Russia cited the "backdrop of Tbilisi’s repeated refusal of Tskhinval’s proposal to begin negotiations on delimitation and demarcation of the border" as the reason the "South Ossetian side is forced to carry out all work on its engineering equipment unilaterally ... aimed at creating safe conditions for the life of the population, suppressing various incidents."
"Over the past few months, Tbilisi has deliberately escalated tensions on the border through provocative campaigns and political propaganda campaigns supported by Western countries," it added.
At a meeting of Incident Prevention and Response Mechanism (IPRM), mediated by the EU and the Organisation for Security and Co-operation in Europe (OSCE) on Thursday, South Ossetia demanded that Georgia dismantles the checkpoint before 5 am CEST on Friday, AFP cited one of the delegates at the meeting as saying.

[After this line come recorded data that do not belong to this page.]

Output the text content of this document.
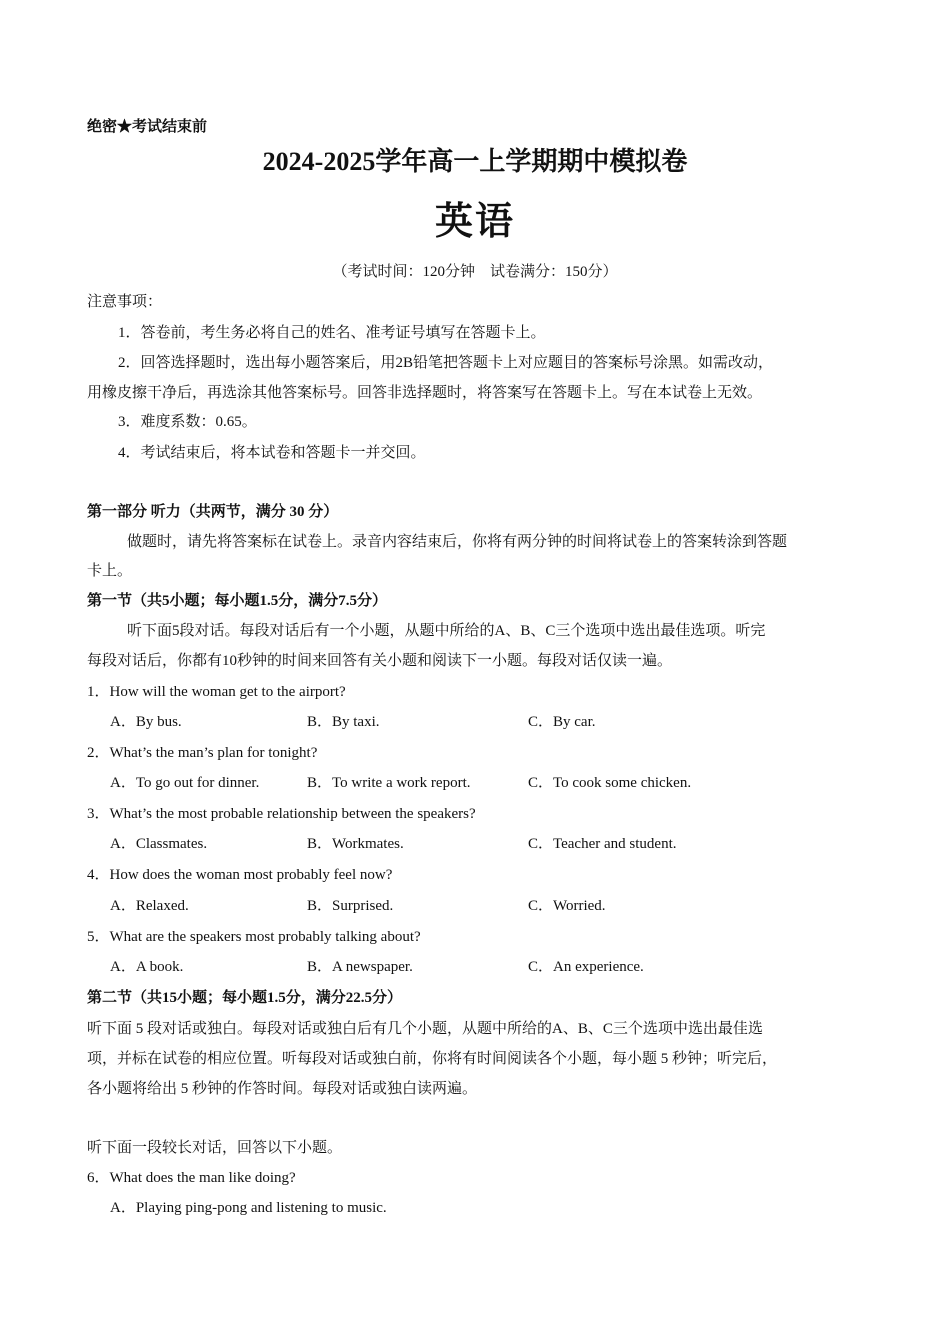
绝密★考试结束前
2024-2025学年高一上学期期中模拟卷
英语
（考试时间：120分钟　试卷满分：150分）
注意事项：
1．答卷前，考生务必将自己的姓名、准考证号填写在答题卡上。
2．回答选择题时，选出每小题答案后，用2B铅笔把答题卡上对应题目的答案标号涂黑。如需改动，
用橡皮擦干净后，再选涂其他答案标号。回答非选择题时，将答案写在答题卡上。写在本试卷上无效。
3．难度系数：0.65。
4．考试结束后，将本试卷和答题卡一并交回。
第一部分 听力（共两节，满分 30 分）
做题时，请先将答案标在试卷上。录音内容结束后，你将有两分钟的时间将试卷上的答案转涂到答题
卡上。
第一节（共5小题；每小题1.5分，满分7.5分）
听下面5段对话。每段对话后有一个小题，从题中所给的A、B、C三个选项中选出最佳选项。听完
每段对话后，你都有10秒钟的时间来回答有关小题和阅读下一小题。每段对话仅读一遍。
1．How will the woman get to the airport?
A．By bus.	B．By taxi.	C．By car.
2．What’s the man’s plan for tonight?
A．To go out for dinner.	B．To write a work report.	C．To cook some chicken.
3．What’s the most probable relationship between the speakers?
A．Classmates.	B．Workmates.	C．Teacher and student.
4．How does the woman most probably feel now?
A．Relaxed.	B．Surprised.	C．Worried.
5．What are the speakers most probably talking about?
A．A book.	B．A newspaper.	C．An experience.
第二节（共15小题；每小题1.5分，满分22.5分）
听下面 5 段对话或独白。每段对话或独白后有几个小题，从题中所给的A、B、C三个选项中选出最佳选
项，并标在试卷的相应位置。听每段对话或独白前，你将有时间阅读各个小题，每小题 5 秒钟；听完后，
各小题将给出 5 秒钟的作答时间。每段对话或独白读两遍。
听下面一段较长对话，回答以下小题。
6．What does the man like doing?
A．Playing ping-pong and listening to music.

"If this condition is not met, the government (of South Ossetia) will take all legal measures to ensure the security of the South Ossetian people and protect the state border," South Ossetian delegate to the IPRM Yegor Kochiev said in televised remarks.
Carl Hartzell, the EU's ambassador to Georgia, said early on Friday in a tweet that the "confrontational language" used at IPRM meeting was "unacceptable."
"We expect all sides to show maximum restraint and use their influence to ensure (the) situation doesn't escalate," he wrote.
Why are tensions building?
In the wake of spiralling tensions between Tbilisi and Moscow over Georgia's aspirations to join the EU and NATO, the disputed boundary line has become contentious.
Russia and Georgia fought a war in 2008, which claimed the lives of hundreds on both sides, over South Ossetia and Abkhazia, a further breakaway region.
After a French-mediated ceasefire put an end to the conflict, Russia recognised both South Ossetia and Abkhazia as independent states stationing permanent military bases there.
Georgia and its partners in the West labelled the move an "illegal occupation" in an area that represents around 20% of Georgia's sovereign territory.